There is something dramatically different about the development and dynamics of Lakewood Ranch compared to the rest of the region.
It kept going, albeit at a slower pace, during the recession and has now eaten through most of its inventory to the point that houses are going up everywhere.
In fact, in the next year, about $100 million worth of construction will come out of the ground or be finished in the corridor along Lakewood Ranch Boulevard between State Roads 70 and 64. This is solid stuff, not projects in the discussion stage. Contract-signed, dirt-moving reality.
It is a sharp contrast from most of the rest of Manatee County and Sarasota County. And there are lessons in it for leaders willing to stand up to the anti-growth forces.
First, let’s look at some numbers. Office vacancy rates are about 12.7% in Lakewood Ranch, lower even than downtown Sarasota, and almost half of the rest of the region.
At its lowest point, there were 850 homes on the market in some fashion in Lakewood Ranch. That number is about 160 now, according to Rex Jensen, president and CEO of Schroder-Manatee Ranch, developer of Lakewood Ranch.
“People have been moving in in bad times,” Jensen said. There has been a net in-migration of 200 to 300 annually during the worst recession years, and those numbers are picking up.
Along the Lakewood Ranch corridor north of State Road 70, there is the next wave of development, including office, retail, educational, housing and apartments.
Why is Lakewood Ranch so successful?
One big reason is that it is owned and developed by one landowner. It is big. Really big. And that has allowed it to develop the way it sees best to meet market needs.
For instance, when everyone was building condos and then offices, Lakewood Ranch throttled back for the right mix. That kept the overbuilding frenzy down, which happens when development is done by dozens and dozens of small developers on little plots. Small developers understandably tend to build what is hot at the moment, meaning that bubbles are almost inevitable. Think condo-craze.
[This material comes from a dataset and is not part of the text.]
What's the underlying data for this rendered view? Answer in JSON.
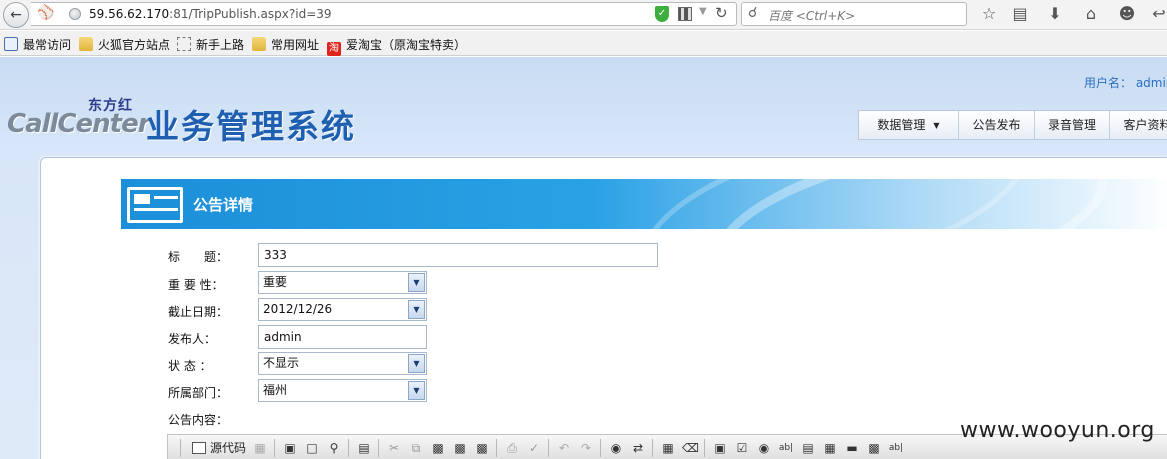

Until just recently, Lakewood Ranch had only one apartment complex. Now it is building its second as the long-term market for that looks sustainable, Jensen said.
But some Manatee County commissioners and Sarasota County commissioners do not like big. They prefer zoning measures and central planning, actively trying to stop the kind of massive private development that has produced Lakewood Ranch. They would rather it was done in small increments, which does not give the developer enough flexibility to mix long term.
In Sarasota County’s case, it is even worse. Many of the major landowners who could have developed beautiful Lakewood Ranch-style communities were taken off the table and are preserved in some fashion by the county’s lands-acquisition program. Thousands of acres are simple easements, meaning the county paid the landowners never to do anything on the land other than run cattle or citrus.
Manatee is also looking to buy more land but has fewer resources. But it is reaping the benefits of approving SMR’s ambitious plans to create Lakewood Ranch 20 years ago.
There is a balance between development and preservation, but Sarasota County has a third of its land now in preservation.
Again, much of it is not like Myakka State Park, but cows and open lands. And the aggressive buying pushed by the powerful environmental lobby has cost more than taking many thousand of acres off the tax
roll forever. It has cost the opportunity for long-term planned communities.
There is one more option for the county: The 2050 plan for east of Interstate 75.
So far, the Sarasota County Commission seems to be putting up barriers to making it workable for Lakewood Ranch in the north county. And if 2050 does not work, the county will have to deal with the little mish-mashes of development and exacerbated bubbles.